Adrienne glanced at Rodin. The latter made an affirmative movement of the head, and answered: “Yes, yes, my dear young lady: it was I who wrote to the brave soldier, but without signing the letter, or giving any explanation. You shall know why.”
“Then, my dear girl, why did you come alone?” said Adrienne.
“Alas, madame! on arriving here, it was your kind reception that made me forget my fears.”
“What fears?” asked Rodin.
“Knowing that you lived here, madame, I supposed the letter was from you; I told M. Dagobert so, and he thought the same. When we arrived, his impatience was so great, that he asked at the door if the orphans were in this house, and he gave their description. They told him no. Then, in spite of my supplications, he insisted on going to the convent to inquire about them.”
“What imprudence!” cried Adrienne.
“After what took place the other night, when he broke in,” added Rodin, shrugging his shoulders.
“It was in vain to tell him,” returned Mother Bunch, “that the letter did not announce positively, that the orphans would be delivered up to him; but that, no doubt, he would gain some information about them. He refused to hear anything, but said to me: `If I cannot find them, I will rejoin you.

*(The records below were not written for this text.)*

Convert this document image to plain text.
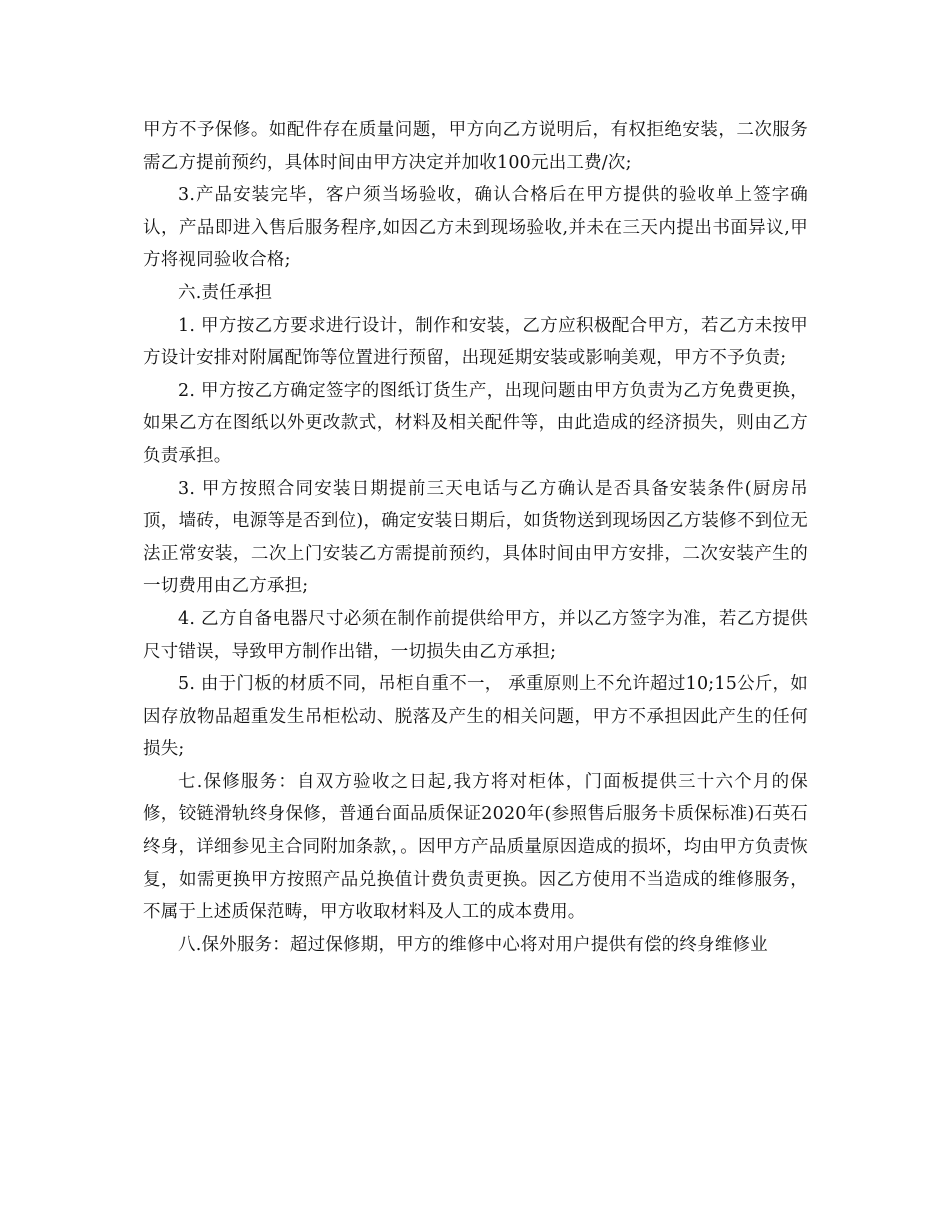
甲方不予保修。如配件存在质量问题，甲方向乙方说明后，有权拒绝安装，二次服务需乙方提前预约，具体时间由甲方决定并加收100元出工费/次;

3.产品安装完毕，客户须当场验收，确认合格后在甲方提供的验收单上签字确认，产品即进入售后服务程序,如因乙方未到现场验收,并未在三天内提出书面异议,甲方将视同验收合格;

六.责任承担

1. 甲方按乙方要求进行设计，制作和安装，乙方应积极配合甲方，若乙方未按甲方设计安排对附属配饰等位置进行预留，出现延期安装或影响美观，甲方不予负责;

2. 甲方按乙方确定签字的图纸订货生产，出现问题由甲方负责为乙方免费更换，如果乙方在图纸以外更改款式，材料及相关配件等，由此造成的经济损失，则由乙方负责承担。

3. 甲方按照合同安装日期提前三天电话与乙方确认是否具备安装条件(厨房吊顶，墙砖，电源等是否到位)，确定安装日期后，如货物送到现场因乙方装修不到位无法正常安装，二次上门安装乙方需提前预约，具体时间由甲方安排，二次安装产生的一切费用由乙方承担;

4. 乙方自备电器尺寸必须在制作前提供给甲方，并以乙方签字为准，若乙方提供尺寸错误，导致甲方制作出错，一切损失由乙方承担;

5. 由于门板的材质不同，吊柜自重不一， 承重原则上不允许超过10;15公斤，如因存放物品超重发生吊柜松动、脱落及产生的相关问题，甲方不承担因此产生的任何损失;

七.保修服务：自双方验收之日起,我方将对柜体，门面板提供三十六个月的保修，铰链滑轨终身保修，普通台面品质保证2020年(参照售后服务卡质保标准)石英石终身，详细参见主合同附加条款，。因甲方产品质量原因造成的损坏，均由甲方负责恢复，如需更换甲方按照产品兑换值计费负责更换。因乙方使用不当造成的维修服务，不属于上述质保范畴，甲方收取材料及人工的成本费用。

八.保外服务：超过保修期，甲方的维修中心将对用户提供有偿的终身维修业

But they were at the convent the day before yesterday, and now that all is discovered, they cannot refuse to give them up—”
“And with such a man there is no disputing!” said Rodin, with a smile.
“I hope they will not recognize him!” said Adrienne, remembering Baleinier’s threats.
“It is not likely,” replied Rodin; “they will only refuse him admittance. That will be, I hope, the worst misfortune that will happen. Besides, the magistrate will soon be here with the girls. I am no longer wanted: other cares require my attention. I must seek out Prince Djalma. Only tell me, my dear young lady, where I shall find you, to keep you informed of my discoveries, and to take measures with regard to the young prince, if my inquiries, as I hope, shall be attended with success.”
“You will find me in my new house, Rue d’Anjou, formerly Beaulieu House. But now I think of it,” said Adrienne, suddenly, after some moments of reflection, “it would not be prudent or proper, on many accounts, to lodge the Prince Djalma in the pavilion I occupied at Saint-Dizier House. I saw, some time ago, a charming little house, all furnished and ready; it only requires some embellishments, that could be completed in twenty four hours, to make it a delightful residence. Yes, that will be a thousand times preferable,” added Mdlle. de Cardoville, after a new interval of silence; “and I shall thus be able to preserve the strictest incognito.”
“What!” cried Rodin, whose projects would be much impeded by this new resolution of the young lady; “you do not wish him to know who you are?”
“I wish Prince Djalma to know absolutely nothing of the anonymous friend who comes to his aid; I desire that my name should not be pronounced before him, and that he should not even know of my existence—at least, for the present. Hereafter—in a month, perhaps—I will see; circumstances will guide me.”